The practical significance of these figures is nevertheless limited for the individual dog. The odds that a dog obtains leishmaniasis while accompanying his owner during a vacation in Southern Europe is more subtle than 0.027% to 0.23%. In the present study no differentiation was made between dogs that had been in a region with a high or a low degree of infection, had remained at one location, had traveled around, nor whether they had stayed there for a short or longer period of time. These considerations are important when a veterinarian informs a client about the risk of taking a dog on a vacation abroad. The effect of preventive measures like the use of insecticide impregnant collars may also significantly reduce the infection risk for the individual dog [15].
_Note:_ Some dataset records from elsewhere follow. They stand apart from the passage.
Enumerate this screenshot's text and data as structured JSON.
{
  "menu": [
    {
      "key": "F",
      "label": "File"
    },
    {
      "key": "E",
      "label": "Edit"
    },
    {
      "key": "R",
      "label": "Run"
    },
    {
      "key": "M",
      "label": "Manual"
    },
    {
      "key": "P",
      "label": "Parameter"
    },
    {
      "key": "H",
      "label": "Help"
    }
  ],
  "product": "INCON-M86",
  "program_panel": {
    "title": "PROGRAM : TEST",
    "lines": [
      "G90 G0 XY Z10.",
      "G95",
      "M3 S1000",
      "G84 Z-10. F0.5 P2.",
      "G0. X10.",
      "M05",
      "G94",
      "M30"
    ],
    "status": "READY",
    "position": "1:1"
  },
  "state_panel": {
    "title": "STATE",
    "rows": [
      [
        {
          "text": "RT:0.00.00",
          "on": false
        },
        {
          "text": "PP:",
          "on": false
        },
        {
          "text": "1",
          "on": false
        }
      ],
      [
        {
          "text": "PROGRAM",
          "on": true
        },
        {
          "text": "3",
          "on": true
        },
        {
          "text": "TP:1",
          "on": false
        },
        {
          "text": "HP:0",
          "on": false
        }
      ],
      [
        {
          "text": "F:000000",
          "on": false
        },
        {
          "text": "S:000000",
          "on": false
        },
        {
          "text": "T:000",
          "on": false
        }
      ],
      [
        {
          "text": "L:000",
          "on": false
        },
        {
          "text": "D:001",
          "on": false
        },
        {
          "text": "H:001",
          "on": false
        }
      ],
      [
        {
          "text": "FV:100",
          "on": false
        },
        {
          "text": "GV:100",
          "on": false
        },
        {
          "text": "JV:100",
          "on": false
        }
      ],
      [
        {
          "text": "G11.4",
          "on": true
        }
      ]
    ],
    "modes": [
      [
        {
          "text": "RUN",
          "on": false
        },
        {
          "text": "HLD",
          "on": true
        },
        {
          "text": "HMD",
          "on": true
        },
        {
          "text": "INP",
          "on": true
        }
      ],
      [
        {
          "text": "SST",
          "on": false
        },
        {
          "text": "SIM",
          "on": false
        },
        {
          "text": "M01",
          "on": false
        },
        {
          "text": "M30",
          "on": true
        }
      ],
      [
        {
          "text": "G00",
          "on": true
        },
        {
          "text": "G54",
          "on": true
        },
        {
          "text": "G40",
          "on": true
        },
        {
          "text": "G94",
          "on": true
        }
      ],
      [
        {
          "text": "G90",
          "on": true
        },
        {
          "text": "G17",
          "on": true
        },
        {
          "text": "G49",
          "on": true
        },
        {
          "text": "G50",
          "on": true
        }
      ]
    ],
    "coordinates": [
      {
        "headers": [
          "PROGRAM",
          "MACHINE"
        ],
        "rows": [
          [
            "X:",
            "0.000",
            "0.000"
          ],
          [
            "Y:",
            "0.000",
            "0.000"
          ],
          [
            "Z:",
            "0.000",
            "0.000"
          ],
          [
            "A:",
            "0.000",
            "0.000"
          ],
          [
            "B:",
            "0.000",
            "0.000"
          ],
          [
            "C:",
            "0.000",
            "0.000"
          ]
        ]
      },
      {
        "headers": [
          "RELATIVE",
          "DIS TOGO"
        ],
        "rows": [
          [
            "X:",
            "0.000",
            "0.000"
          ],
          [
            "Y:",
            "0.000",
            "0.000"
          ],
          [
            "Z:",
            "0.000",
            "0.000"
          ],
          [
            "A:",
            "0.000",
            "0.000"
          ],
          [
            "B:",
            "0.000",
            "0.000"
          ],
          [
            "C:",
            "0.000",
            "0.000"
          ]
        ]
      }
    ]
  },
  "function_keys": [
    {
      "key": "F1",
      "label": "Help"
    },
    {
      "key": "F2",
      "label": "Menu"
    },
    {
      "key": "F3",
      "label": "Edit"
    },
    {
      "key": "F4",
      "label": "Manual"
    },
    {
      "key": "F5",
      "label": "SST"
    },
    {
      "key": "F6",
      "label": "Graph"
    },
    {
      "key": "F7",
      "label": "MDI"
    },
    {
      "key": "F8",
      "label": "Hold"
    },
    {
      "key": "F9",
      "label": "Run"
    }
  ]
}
Another interesting aspect of canine VL in non-endemic areas concerns its possible transmission from dog to people or from dog to dog in the absence of sandflies. Although direct transmission, probably by the bite of an infected hamster or by accidental contact with an infected injection needle has been described in a laboratory technician [24], no cases have been documented of humans directly infected by dogs in non-endemic countries. Even in the present study none of the owners and house mates of dogs with VL had a positive Leishmania titer. This may probably be ascribed to the low susceptibility of healthy adult people to a Leishmania infection in comparison to dogs [25]. Amastigotes have been detected in saliva and urine of infected patients [7, 13] and although the uptake of amastigotes by an intact gastrointestinal tract is unlikely, it seems quite possible that they are picked up by the macrophages in a mucosal lesion or bite wound. Mechanical contamination via biting flies has also been documented [13]. Even though the gastrointestinal tract of ticks may harbor infectious promastigotes [21, 16], the significance of this finding regarding transmission of the diasease remains questionable as it still has to be seen how these infectious promastigotes should infect the dog. Autochtonous cases of canine VL in non-endemic countries have been described in Switzerland [20], Germany [8, 19], England [12], and the Netherlands [22, 5]. In the present study one dog that had never been in a Leishmania endemic country tested repeatedly positive with the DAT. In this dog no parasites could be demonstrated cytologically. As this dog did not develop clinical signs of VL, these test results have to be considered false positive. In conclusion, the risk for dogs on getting infected with Leishmania when they are accompanying the owners to endemic areas during vacation is between 0.027% and 0.23%. The risk for owners in non-endemic areas to get leishmaniasis from their infected dog seems to be minimal, although the sample size for detecting transmission to humans in this study was rather small.